La directora japonesa Naomi Kawase parecía haber dado un giro (para muchos, sorprendentemente errado) a su filmografía, hasta entonces biográfica y semi documental (cuando no lo era totalmente), con la entrañable pero convencional Una pastelería de Tokio (2015), y la insustancial y vacía Hacia la luz (2017), mucho más adulteradas; sin embargo, su último trabajo, Viaje a Nara (Vision), vuelve a mutar y a abarcar un nuevo camino diferente a esos dos anteriores filmes. Un camino que, si bien puede recordar a su cine anterior en su vuelta al entorno rural y a la fuerza cósmica que nace de esos parajes, también se aleja del mismo por su falta de naturalismo y el mensaje críptico que engloba una historia situada en un mundo en descadencia que está a punto de cambiar.
Efectivamente, Viaje a Nara es un filme muy ficcionado, con diálogos impostados (únicamente en los momentos en los que deja hablar a la gente del pueblo se aprecia un verdadero atisbo de esa realidad que era tan característica de la realizadora) y una narración que fluye menos de lo deseable, en favor de cierta impostura zen. La introducción dentro de esta coproducción con Francia de una actriz internacional de renombre como es Juliette Binoche, que interpreta a una escritora perdida en tierras niponas pero que trata de encontrar respuestas, no hace más que acentuar la tendencia algo condescendiente de Kawase, ya vista sus dos cintas previas, de explicar al público occidental algo de lo que nunca antes hubo necesidad, ya que sus universales temas hablaban por sí solos.
Y sin embargo, poco a poco vamos viendo como la película va enfrentándose al espectador y proponiéndole el arriesgado reto de interpretar y encajar las piezas de un relato entre lo real y la ensoñación, que fusiona el amor que surge entre la protagonista y un lugareño (al que da vida el reciente actor fetiche de Kawase, Masatoshi Nagase), el dolor de la maternidad frustrada, la necesidad de creer en leyendas ancestrales y la certeza de que el tiempo en un interminable ciclo de vida y muerte, el cual siempre influye en el desarrollo de las relaciones humanas.
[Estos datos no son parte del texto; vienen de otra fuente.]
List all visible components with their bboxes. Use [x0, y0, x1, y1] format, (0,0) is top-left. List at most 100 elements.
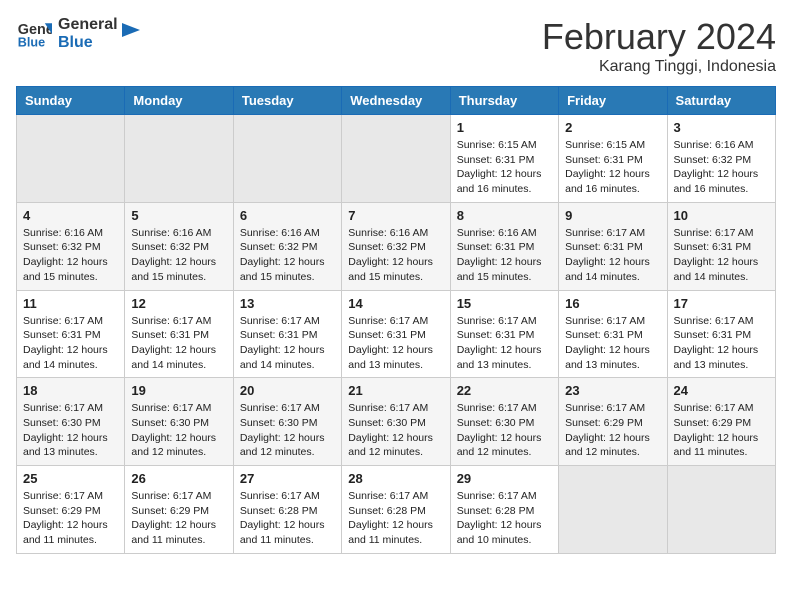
day-number: 19: [131, 383, 226, 398]
calendar-cell: [667, 466, 775, 554]
calendar-cell: 3 Sunrise: 6:16 AM Sunset: 6:32 PM Daylig…: [667, 115, 775, 203]
day-info: Sunrise: 6:16 AM Sunset: 6:32 PM Dayligh…: [23, 226, 118, 285]
day-info: Sunrise: 6:16 AM Sunset: 6:31 PM Dayligh…: [457, 226, 552, 285]
calendar-cell: 24 Sunrise: 6:17 AM Sunset: 6:29 PM Dayli…: [667, 378, 775, 466]
day-info: Sunrise: 6:17 AM Sunset: 6:28 PM Dayligh…: [348, 489, 443, 548]
calendar-cell: 19 Sunrise: 6:17 AM Sunset: 6:30 PM Dayli…: [125, 378, 233, 466]
calendar-cell: [233, 115, 341, 203]
day-info: Sunrise: 6:17 AM Sunset: 6:31 PM Dayligh…: [23, 314, 118, 373]
title-block: February 2024 Karang Tinggi, Indonesia: [542, 16, 776, 76]
day-number: 25: [23, 471, 118, 486]
day-number: 17: [674, 296, 769, 311]
day-info: Sunrise: 6:17 AM Sunset: 6:29 PM Dayligh…: [23, 489, 118, 548]
calendar-cell: 12Sunrise: 6:17 AM Sunset: 6:31 PM Dayli…: [125, 290, 233, 378]
day-info: Sunrise: 6:17 AM Sunset: 6:28 PM Dayligh…: [457, 489, 552, 548]
calendar-cell: 13Sunrise: 6:17 AM Sunset: 6:31 PM Dayli…: [233, 290, 341, 378]
page-header: General Blue General Blue February 2024 …: [16, 16, 776, 76]
day-number: 29: [457, 471, 552, 486]
calendar-cell: 2Sunrise: 6:15 AM Sunset: 6:31 PM Daylig…: [559, 115, 667, 203]
logo-general: General: [58, 16, 118, 34]
day-number: 7: [348, 208, 443, 223]
day-info: Sunrise: 6:16 AM Sunset: 6:32 PM Dayligh…: [131, 226, 226, 285]
day-number: 6: [240, 208, 335, 223]
day-number: 16: [565, 296, 660, 311]
day-info: Sunrise: 6:17 AM Sunset: 6:31 PM Dayligh…: [240, 314, 335, 373]
day-info: Sunrise: 6:16 AM Sunset: 6:32 PM Dayligh…: [240, 226, 335, 285]
calendar-cell: 28 Sunrise: 6:17 AM Sunset: 6:28 PM Dayli…: [342, 466, 450, 554]
logo-blue: Blue: [58, 34, 118, 52]
day-number: 28: [348, 471, 443, 486]
day-number: 1: [457, 120, 552, 135]
day-info: Sunrise: 6:17 AM Sunset: 6:29 PM Dayligh…: [565, 401, 660, 460]
day-info: Sunrise: 6:17 AM Sunset: 6:31 PM Dayligh…: [457, 314, 552, 373]
calendar-cell: 9 Sunrise: 6:17 AM Sunset: 6:31 PM Daylig…: [559, 202, 667, 290]
day-info: Sunrise: 6:17 AM Sunset: 6:31 PM Dayligh…: [674, 314, 769, 373]
calendar-cell: 15Sunrise: 6:17 AM Sunset: 6:31 PM Dayli…: [450, 290, 558, 378]
calendar-week-row: 4 Sunrise: 6:16 AM Sunset: 6:32 PM Daylig…: [17, 202, 776, 290]
day-info: Sunrise: 6:17 AM Sunset: 6:30 PM Dayligh…: [348, 401, 443, 460]
calendar-cell: 6 Sunrise: 6:16 AM Sunset: 6:32 PM Daylig…: [233, 202, 341, 290]
calendar-table: SundayMondayTuesdayWednesdayThursdayFrid…: [16, 86, 776, 554]
day-info: Sunrise: 6:17 AM Sunset: 6:28 PM Dayligh…: [240, 489, 335, 548]
calendar-cell: 11 Sunrise: 6:17 AM Sunset: 6:31 PM Dayli…: [17, 290, 125, 378]
day-number: 24: [674, 383, 769, 398]
calendar-cell: 26Sunrise: 6:17 AM Sunset: 6:29 PM Dayli…: [125, 466, 233, 554]
calendar-cell: 23 Sunrise: 6:17 AM Sunset: 6:29 PM Dayli…: [559, 378, 667, 466]
day-info: Sunrise: 6:17 AM Sunset: 6:31 PM Dayligh…: [674, 226, 769, 285]
day-info: Sunrise: 6:16 AM Sunset: 6:32 PM Dayligh…: [674, 138, 769, 197]
calendar-week-row: 1 Sunrise: 6:15 AM Sunset: 6:31 PM Daylig…: [17, 115, 776, 203]
day-info: Sunrise: 6:17 AM Sunset: 6:31 PM Dayligh…: [565, 314, 660, 373]
weekday-header-thursday: Thursday: [450, 87, 558, 115]
weekday-header-wednesday: Wednesday: [342, 87, 450, 115]
day-number: 8: [457, 208, 552, 223]
calendar-cell: 20Sunrise: 6:17 AM Sunset: 6:30 PM Dayli…: [233, 378, 341, 466]
day-info: Sunrise: 6:17 AM Sunset: 6:31 PM Dayligh…: [348, 314, 443, 373]
calendar-cell: 17 Sunrise: 6:17 AM Sunset: 6:31 PM Dayli…: [667, 290, 775, 378]
calendar-week-row: 11 Sunrise: 6:17 AM Sunset: 6:31 PM Dayli…: [17, 290, 776, 378]
day-number: 14: [348, 296, 443, 311]
weekday-header-tuesday: Tuesday: [233, 87, 341, 115]
day-number: 5: [131, 208, 226, 223]
day-number: 9: [565, 208, 660, 223]
calendar-cell: 1 Sunrise: 6:15 AM Sunset: 6:31 PM Daylig…: [450, 115, 558, 203]
day-number: 11: [23, 296, 118, 311]
day-number: 21: [348, 383, 443, 398]
calendar-cell: [17, 115, 125, 203]
logo: General Blue General Blue: [16, 16, 140, 52]
calendar-cell: [342, 115, 450, 203]
calendar-week-row: 25 Sunrise: 6:17 AM Sunset: 6:29 PM Dayli…: [17, 466, 776, 554]
month-year-title: February 2024: [542, 16, 776, 58]
calendar-cell: 29 Sunrise: 6:17 AM Sunset: 6:28 PM Dayli…: [450, 466, 558, 554]
day-info: Sunrise: 6:17 AM Sunset: 6:31 PM Dayligh…: [565, 226, 660, 285]
calendar-cell: 25 Sunrise: 6:17 AM Sunset: 6:29 PM Dayli…: [17, 466, 125, 554]
calendar-cell: 16 Sunrise: 6:17 AM Sunset: 6:31 PM Dayli…: [559, 290, 667, 378]
calendar-cell: 8 Sunrise: 6:16 AM Sunset: 6:31 PM Daylig…: [450, 202, 558, 290]
day-number: 2: [565, 120, 660, 135]
logo-arrow-icon: [118, 19, 140, 41]
day-number: 18: [23, 383, 118, 398]
svg-text:Blue: Blue: [18, 36, 45, 50]
logo-icon: General Blue: [16, 16, 52, 52]
calendar-header-row: SundayMondayTuesdayWednesdayThursdayFrid…: [17, 87, 776, 115]
day-info: Sunrise: 6:17 AM Sunset: 6:29 PM Dayligh…: [674, 401, 769, 460]
calendar-cell: 27Sunrise: 6:17 AM Sunset: 6:28 PM Dayli…: [233, 466, 341, 554]
calendar-cell: 14 Sunrise: 6:17 AM Sunset: 6:31 PM Dayli…: [342, 290, 450, 378]
calendar-cell: 4 Sunrise: 6:16 AM Sunset: 6:32 PM Daylig…: [17, 202, 125, 290]
day-info: Sunrise: 6:17 AM Sunset: 6:30 PM Dayligh…: [240, 401, 335, 460]
day-info: Sunrise: 6:17 AM Sunset: 6:31 PM Dayligh…: [131, 314, 226, 373]
calendar-cell: 18Sunrise: 6:17 AM Sunset: 6:30 PM Dayli…: [17, 378, 125, 466]
day-number: 26: [131, 471, 226, 486]
day-number: 23: [565, 383, 660, 398]
weekday-header-monday: Monday: [125, 87, 233, 115]
calendar-week-row: 18 Sunrise: 6:17 AM Sunset: 6:30 PM Dayli…: [17, 378, 776, 466]
calendar-cell: 21 Sunrise: 6:17 AM Sunset: 6:30 PM Dayli…: [342, 378, 450, 466]
day-number: 10: [674, 208, 769, 223]
weekday-header-saturday: Saturday: [667, 87, 775, 115]
day-info: Sunrise: 6:17 AM Sunset: 6:30 PM Dayligh…: [131, 401, 226, 460]
day-number: 4: [23, 208, 118, 223]
calendar-cell: 10 Sunrise: 6:17 AM Sunset: 6:31 PM Dayli…: [667, 202, 775, 290]
day-number: 3: [674, 120, 769, 135]
calendar-cell: 5 Sunrise: 6:16 AM Sunset: 6:32 PM Daylig…: [125, 202, 233, 290]
day-info: Sunrise: 6:15 AM Sunset: 6:31 PM Dayligh…: [457, 138, 552, 197]
day-info: Sunrise: 6:16 AM Sunset: 6:32 PM Dayligh…: [348, 226, 443, 285]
La hipnótica dirección de Kawase, potenciada por una fotografía tan saturada como sugestiva, apela al poder casi divino de la naturaleza sobre los individuos, lo que les lleva a buscar en ella una paz y felicidad que solo pueden encontrar dentro de sí mismos antes de expandirla a mayor escala.
Quizás el principal problema del filme sea que, poseyendo un carácter tan marcadamente sensorial, acabe dando, probablemente debido a su aparatoso entramado, un resultado más bien frío. Viaje a Nara es tan compleja y por momentos indescifrable, sobre todo en su última parte, que resulta muy difícil emocionarse con ella; pero también en ese misterio reside parte de su poética. Una película, que, reuniendo muchos elementos ya conocidos, supone una obra única para Kawase. Y si bien eso no siempre implica connotaciones positivas, al menos despierta el interés por saber cuál será el próximo paso que se decida a dar la realizadora.